Ifugao law has two sources of origin: taboo (which is essentially religious) and custom. The customary law is the more important from the greater frequency of its application.
1. Relation of taboo to law.—The Ifugao word for taboo is paniyu. The root, which appears under the varying forms iyu, iho, iyao, and ihao, means in general “evil” or “bad.” The prefix pan denotes instrumentality or manner. The word paniyu means both by derivation and in use, “bad way of doing,” or “evil way.” By far the greater number of taboos have their origin in magic. A very large number of them concern the individual, or those closely related to him by blood ties, and for this reason have no place in a discussion of law. Thus a pregnant woman may not wear a string of beads, since the beads form a closed circle and so have a magic tendency to close her body and cause difficult childbirth. This, however, is not a matter that concerns anybody else, and so could be of no interest at law. It is taboo for brothers to defecate near each other, but only they are harmed thereby, and the matter is consequently not of legal interest.
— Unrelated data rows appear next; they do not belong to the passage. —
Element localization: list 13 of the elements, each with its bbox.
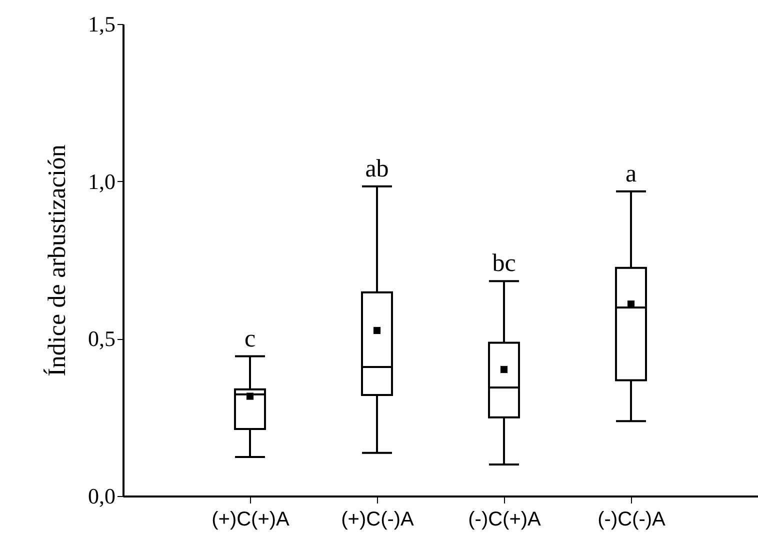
annotation: bc (492, 250, 516, 278)
x-tick-label: (-)C(-)A (598, 508, 666, 530)
y-tick-label: 0,0 (88, 484, 116, 508)
y-tick-label: 1,5 (88, 12, 116, 36)
y-tick-label: 0,5 (88, 326, 116, 352)
annotation: c (244, 325, 256, 352)
y-tick-label: 1,0 (88, 168, 116, 194)
x-tick-label: (+)C(-)A (341, 508, 415, 530)
annotation: a (625, 160, 637, 188)
x-tick-label: (-)C(+)A (468, 508, 542, 530)
annotation: ab (365, 155, 389, 182)
y-axis-title: Índice de arbustización (43, 144, 71, 376)
x-tick-label: (+)C(+)A (212, 508, 290, 530)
The breaking of a taboo that concerns the person or possessions of an individual of another family is a crime. The following instances will illustrate:
In nearly all districts[2] of Ifugao it is taboo for persons of other districts[2] to pass through a rice field when it is being harvested. It is also taboo for foreigners to enter a village when that village is observing its ceremonial idleness, tungul, at the close of harvest time. One who broke this taboo would be subject to fine. In case it were believed that the fine could not be collected, he would be in danger of the lance.
It is taboo to blackguard, to use certain language, and to do certain things in the presence of one’s own kin of the opposite sex that are of the degrees of kinship within which marriage is forbidden or in the presence of another and such kindred of his, or to make any except the most delicately concealed references to matters connected with sex, sexual intercourse, and reproduction. Even these delicately concealed references are permissible only in cases of real necessity. The breaking of this taboo is a serious offense. One who broke the taboo in the presence of his own female kin would not be punished except in so far as the contempt of his fellows is a punishment. In Kiangan, before the establishment of foreign government, breaking the taboo in the presence of another and his female kin of the forbidden degrees is said to have been sometimes punished by the lance (see [sec. 123]).
It is taboo for one who knows of a man’s death to ask a relative of the dead man if the man is dead. The breaking of this taboo is punishable by fine.
If asked, Ifugaos say that it is taboo to steal; to burn or destroy the property of another; to insult, or ruin the good name of another; to cause the death or injury of another by sorcery or witchcraft; in short, to commit any of those acts which among most peoples constitute a crime.
The word taboo as understood among ourselves, and as most often used among the Ifugaos, denotes a thing rather arbitrarily forbidden. It seems likely that moral laws—from which most criminal laws are an outgrowth—originate thus: the social conscience, learning that some act is antisocial, prohibits it (often in conjunction with religion) or some feature of it, or some semblance of it, arbitrarily, harshly, and sometimes unreasonably. Thus the first taboo set forth above has the semblance of being aimed against interruption in the business or serious occupation of another, or against his worship. The mere passing near a rice field when it is being harvested or the mere entrance into a village during the period of ceremonial idleness are arbitrarily seized upon as acts constituting such interruptions. The second taboo arose from the purpose of the social consciousness to prevent marriage or sexual intercourse between near kin.[3] It is most sweeping and unreasonable in its prohibitions. A third person may make no remark in the presence of kin of the opposite sex as to the fit of the girl’s clothing; as to her beauty; nor may he refer to her lover, nor play the lover’s harp. Many ordinary things must be called by other than their ordinary names. Even the aged priests who officiate at a birth feast must refer in their prayers to the foetus about to be born as “the friend” and to the placenta as “his blanket.” A great number of things are forbidden in the presence of kindred of opposite sex that would not shock even the most prudish of our own people. The third taboo seems to be aimed against the bandying or the taking in vain of the name of the dead.
It would seem that a primitive society, once it has decided a thing to be wrong, swings like a pendulum to the very opposite extreme, adds taboo upon taboo, and hedges with taboo most illogically. With the ardor of the neophyte, it goes to the other limit, becoming squeamish in the extreme of all that can in the remotest conception be connected with the forbidden thing.[4]
Ultimately reason and logic tend to triumph and eliminate the illogical, impertinent and immaterial taboos, remove the prohibitions contained in the useful taboos from their pedestal of magic, and set them upon a firmer base of intelligence, or at least practical empiricism.